Russian political performance artist Pyotr Pavlensky went on trial in Paris on January 10 on charges of setting fire to the facade of a French central bank building.
Prosecutors in the case have called for Pavlensky to receive a sentence of up to 10 years in prison after torching the front door of a Paris branch of the Banque de France on October 16, 2017.
He was held in custody for nearly a year before being released in September 2018, following several hunger strikes and repeated claims that he had been tortured.
In a January 9 interview with Current Time TV, the Russian-language network run by RFE/RL in cooperation with VOA, Pavlensky predicted that he would not be sentenced to prison in the case.

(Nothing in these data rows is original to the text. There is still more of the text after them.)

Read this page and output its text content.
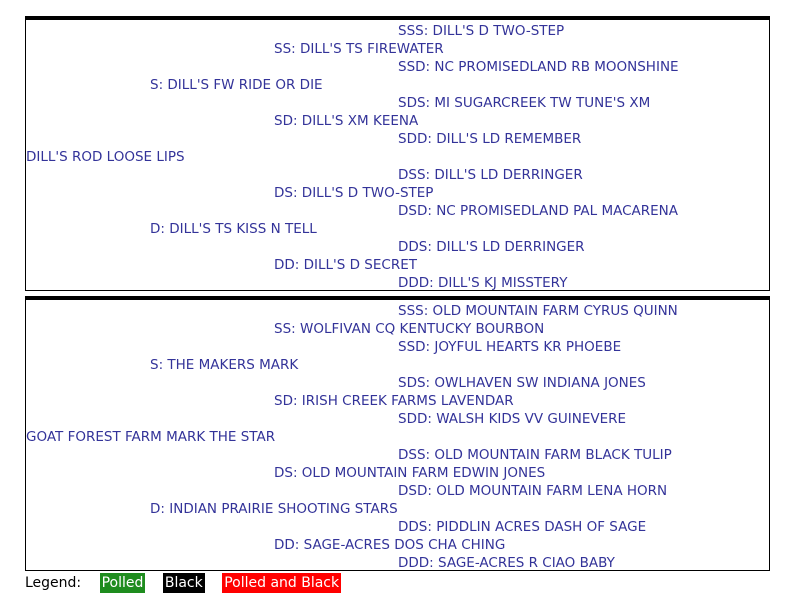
SSS: DILL'S D TWO-STEP
SS: DILL'S TS FIREWATER
SSD: NC PROMISEDLAND RB MOONSHINE
S: DILL'S FW RIDE OR DIE
SDS: MI SUGARCREEK TW TUNE'S XM
SD: DILL'S XM KEENA
SDD: DILL'S LD REMEMBER
DILL'S ROD LOOSE LIPS
DSS: DILL'S LD DERRINGER
DS: DILL'S D TWO-STEP
DSD: NC PROMISEDLAND PAL MACARENA
D: DILL'S TS KISS N TELL
DDS: DILL'S LD DERRINGER
DD: DILL'S D SECRET
DDD: DILL'S KJ MISSTERY
SSS: OLD MOUNTAIN FARM CYRUS QUINN
SS: WOLFIVAN CQ KENTUCKY BOURBON
SSD: JOYFUL HEARTS KR PHOEBE
S: THE MAKERS MARK
SDS: OWLHAVEN SW INDIANA JONES
SD: IRISH CREEK FARMS LAVENDAR
SDD: WALSH KIDS VV GUINEVERE
GOAT FOREST FARM MARK THE STAR
DSS: OLD MOUNTAIN FARM BLACK TULIP
DS: OLD MOUNTAIN FARM EDWIN JONES
DSD: OLD MOUNTAIN FARM LENA HORN
D: INDIAN PRAIRIE SHOOTING STARS
DDS: PIDDLIN ACRES DASH OF SAGE
DD: SAGE-ACRES DOS CHA CHING
DDD: SAGE-ACRES R CIAO BABY
Legend: Polled Black Polled and Black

"I don't know, but I think I will remain at liberty," he said. "They released me before [from pretrial custody]. If they wanted to hold me in prison, I don't think they would have released me so that I could spend a few months calmly walking around Paris."
In an interview with RFE/RL in February 2018, Pavlensky said he targeted the Bank of France because it "remains a symbol of occupation for Paris" and "a firm symbol for suppression of all revolutionary beginnings."
The stunt echoed one Pavlensky carried out in Moscow in November 2015, when he set fire to a door of the headquarters of the Russian Federal Security Service (FSB). He spent six months in pretrial detention in that case before he was convicted and fined about $8,000.
Pavlensky, his partner Olga Shalygina, and their two children fled Russia in January 2017. They were granted political asylum in France in May 2017.
Pavlensky is known for attention-grabbing protests aimed at breaking through public indifference to perceived oppression.
In the past, he has nailed his scrotum to Red Square, sewn his lips together, wrapped himself naked in barbed wire, and chopped off part of his ear.